Hybrid nanocomposites (NCs), among the latest and most innovative chitosan-based nanomaterials, serve antifungal and agricultural purposes [25]. These NCs are created by incorporating inorganic nanoparticles into the CS polymer matrix, resulting in a nanocomposite that combines the properties of both components [26]. The commonly used inorganic nanoparticles include metals (Ag, Cu, Zn), metal oxides (ZnO, CuO), and semimetals and their oxides (Si and SiO2) [27], which have been proven to be potent antifungal agents. For instance, ZnO and CuO nanoparticles have demonstrated effectiveness against Botrytis cinerea, Penicillium expansum [28], and Fusarium oxysporum [29,30]. Furthermore, recent studies have shown that inorganic silicon-based nanomaterials possess antimicrobial activity and excellent biocompatibility [31,32]. The mechanism underlying the antifungal activity of inorganic nanoparticles, particularly those containing metal oxides, is believed to involve nanotoxicity, encompassing the production of reactive oxygen species and oxidative stress [33]. Therefore, the incorporation of such active inorganic nanoparticles into the CS matrix is believed to synergistically enhance the antifungal activity of chitosan [27].

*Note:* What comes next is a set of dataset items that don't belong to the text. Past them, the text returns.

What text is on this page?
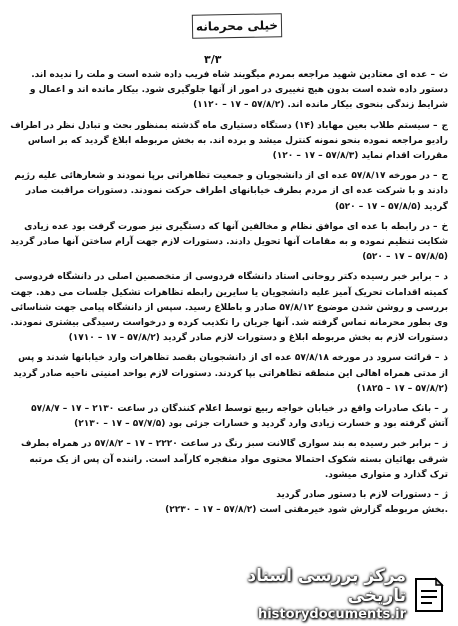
خیلی محرمانه
۳/۳

ث– عده ای معتادین شهید مراجعه بمردم میگویند شاه فریب داده شده است و ملت را ندیده اند. دستور داده شده است بدون هیچ تغییری در امور از آنها جلوگیری شود. بیکار مانده اند و اعمال و شرایط زندگی بنحوی بیکار مانده اند. (۱۱۲۰ – ۱۷ – ۵۷/۸/۲)

ج– سیستم طلاب بعین مهاباد (۱۴) دستگاه دستیاری ماه گذشته بمنظور بحث و تبادل نظر در اطراف رادیو مراجعه نموده بنحو نمونه کنترل میشد و برده اند. به بخش مربوطه ابلاغ گردید که بر اساس مقررات اقدام نماید (۱۲۰ – ۱۷ – ۵۷/۸/۳)

ح– در مورخه ۵۷/۸/۱۷ عده ای از دانشجویان و جمعیت تظاهراتی برپا نمودند و شعارهائی علیه رژیم دادند و با شرکت عده ای از مردم بطرف خیابانهای اطراف حرکت نمودند. دستورات مراقبت صادر گردید (۵۲۰ – ۱۷ – ۵۷/۸/۵)

خ– در رابطه با عده ای موافق نظام و مخالفین آنها که دستگیری نیز صورت گرفت بود عده زیادی شکایت تنظیم نموده و به مقامات آنها تحویل دادند. دستورات لازم جهت آرام ساختن آنها صادر گردید (۵۲۰ – ۱۷ – ۵۷/۸/۵)

د– برابر خبر رسیده دکتر روحانی استاد دانشگاه فردوسی از متخصصین اصلی در دانشگاه فردوسی کمیته اقدامات تحریک آمیز علیه دانشجویان یا سایرین رابطه تظاهرات تشکیل جلسات می دهد. جهت بررسی و روشن شدن موضوع ۵۷/۸/۱۲ صادر و باطلاع رسید. سپس از دانشگاه پیامی جهت شناسائی وی بطور محرمانه تماس گرفته شد. آنها جریان را تکذیب کرده و درخواست رسیدگی بیشتری نمودند. دستورات لازم به بخش مربوطه ابلاغ و دستورات لازم صادر گردید (۱۷۱۰ – ۱۷ – ۵۷/۸/۲)

ذ– قرائت سرود در مورخه ۵۷/۸/۱۸ عده ای از دانشجویان بقصد تظاهرات وارد خیابانها شدند و پس از مدتی همراه اهالی این منطقه تظاهراتی بپا کردند. دستورات لازم بواحد امنیتی ناحیه صادر گردید (۱۸۲۵ – ۱۷ – ۵۷/۸/۲)

ر– بانک صادرات واقع در خیابان خواجه ربیع توسط اعلام کنندگان در ساعت ۲۱۳۰ – ۱۷ – ۵۷/۸/۷ آتش گرفته بود و خسارت زیادی وارد گردید و خسارات جزئی بود (۲۱۳۰ – ۱۷ – ۵۷/۷/۵)

ز– برابر خبر رسیده به بند سواری گالانت سبز رنگ در ساعت ۲۲۲۰ – ۱۷ – ۵۷/۸/۲ در همراه بطرف شرقی بهائیان بسته شکوک احتمالا محتوی مواد منفجره کارآمد است. راننده آن پس از یک مرتبه ترک گذارد و متواری میشود.

ژ– دستورات لازم با دستور صادر گردید (۲۲۳۰ – ۱۷ – ۵۷/۸/۲) بخش مربوطه گزارش شود خیرمقتی است.

مرکز بررسی اسناد تاریخی
historydocuments.ir
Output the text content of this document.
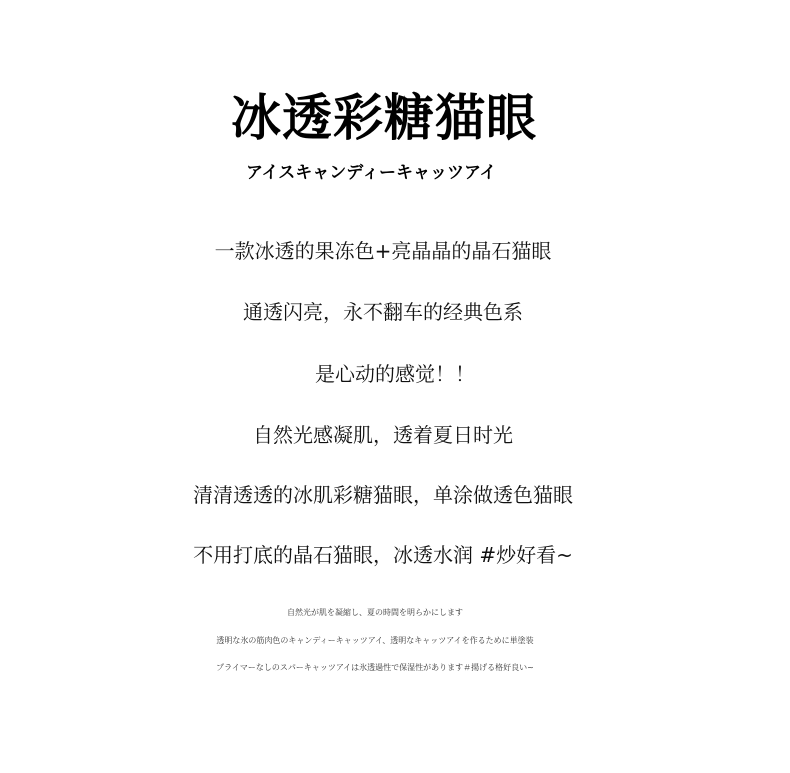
冰透彩糖猫眼
アイスキャンディーキャッツアイ
一款冰透的果冻色+亮晶晶的晶石猫眼
通透闪亮，永不翻车的经典色系
是心动的感觉！！
自然光感凝肌，透着夏日时光
清清透透的冰肌彩糖猫眼，单涂做透色猫眼
不用打底的晶石猫眼，冰透水润 #炒好看~
自然光が肌を凝縮し、夏の時間を明らかにします
透明な氷の筋肉色のキャンディーキャッツアイ、透明なキャッツアイを作るために単塗装
プライマーなしのスパーキャッツアイは氷透過性で保湿性があります＃揚げる格好良い~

In our study, we introduce newly synthesized CS-based NCs incorporating several oxides (ZnO, CuO, and SiO2) that possess characteristics that make them promising candidates for effective and safe nanopesticides. We aimed to evaluate their antifungal activity against two highly significant agricultural pathogens: Alternaria solani (A. solani) and Fusarium solani (F. solani). F. solani is a destructive pathogen that causes root decay in economically important plant species, such as peas, soybeans, and common beans [[34], [35], [36]]. Conversely, A. solani causes an infectious disease called early blight on the leaves of tomatoes and potatoes [37,38]. Furthermore, we investigated alterations in fungal membranes and detected different markers of oxidative stress, revealing the molecular mechanism underlying fungal antifungal activity. Our findings hold promise for the future agricultural application of these CS-based NCs as nanopesticides. Moreover, these findings help to elucidate the molecular mechanisms underlying the interactions of CS nanomaterials with pathogenic fungi.